Once agian I'll apologize for my hyperbole in using the idea of caste system. This I found to be quite beneath the initial politeness of your rebuttal. "parasites who want equality of outcome at the expense of equality of opportunity." I suppose you think me one of these parasites, well I the cockroach will waggle my antennae in defense of my worthless life. I never said that I wanted equality of outcome, only that I contended that there was not in truth in existance equality of opportunity. Here you seem at least on this topic to be of the former two categories in regard.
Consider your position and how it influences your thinking, you have achieved within the status quo, do do you not think it biases you to defend that accomplishment, and to define it's context as being wholly fair?
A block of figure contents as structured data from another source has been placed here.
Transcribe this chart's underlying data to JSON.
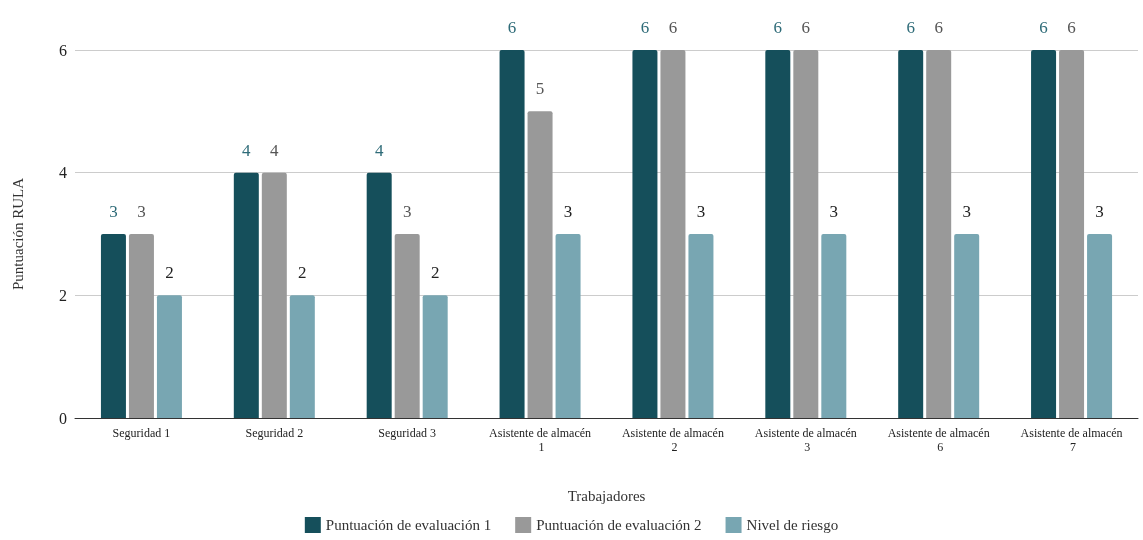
{
  "chart_data": {
    "type": "bar",
    "xlabel": "Trabajadores",
    "ylabel": "Puntuación RULA",
    "categories": [
      "Seguridad 1",
      "Seguridad 2",
      "Seguridad 3",
      "Asistente de almacén 1",
      "Asistente de almacén 2",
      "Asistente de almacén 3",
      "Asistente de almacén 6",
      "Asistente de almacén 7"
    ],
    "series": [
      {
        "name": "Puntuación de evaluación 1",
        "color": "#154f5b",
        "values": [
          3,
          4,
          4,
          6,
          6,
          6,
          6,
          6
        ]
      },
      {
        "name": "Puntuación de evaluación 2",
        "color": "#999999",
        "values": [
          3,
          4,
          3,
          5,
          6,
          6,
          6,
          6
        ]
      },
      {
        "name": "Nivel de riesgo",
        "color": "#78a6b2",
        "values": [
          2,
          2,
          2,
          3,
          3,
          3,
          3,
          3
        ]
      }
    ],
    "ylim": [
      0,
      6
    ],
    "yticks": [
      0,
      2,
      4,
      6
    ],
    "grid": "y",
    "legend": "bottom",
    "data_labels": true
  }
}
If you let yourself think that perhaps we are all merely artifacts of our particular social structures you might not regard yourself so highly, and that perhaps you fear more than most things, and that fear pits you agianst a lowly poster like me on the newgrounds bbs boards because you cannot accept the undisputed contradiction of your narrative.
Our whole lives socialize us to define what has meaning, what gives our lives integrity. In the US above all else economic accomplishment is proposed to fill this space in our hearts. This is why it makes us so angry to have that challenged, just as for the religious person it angers them to have their God denied.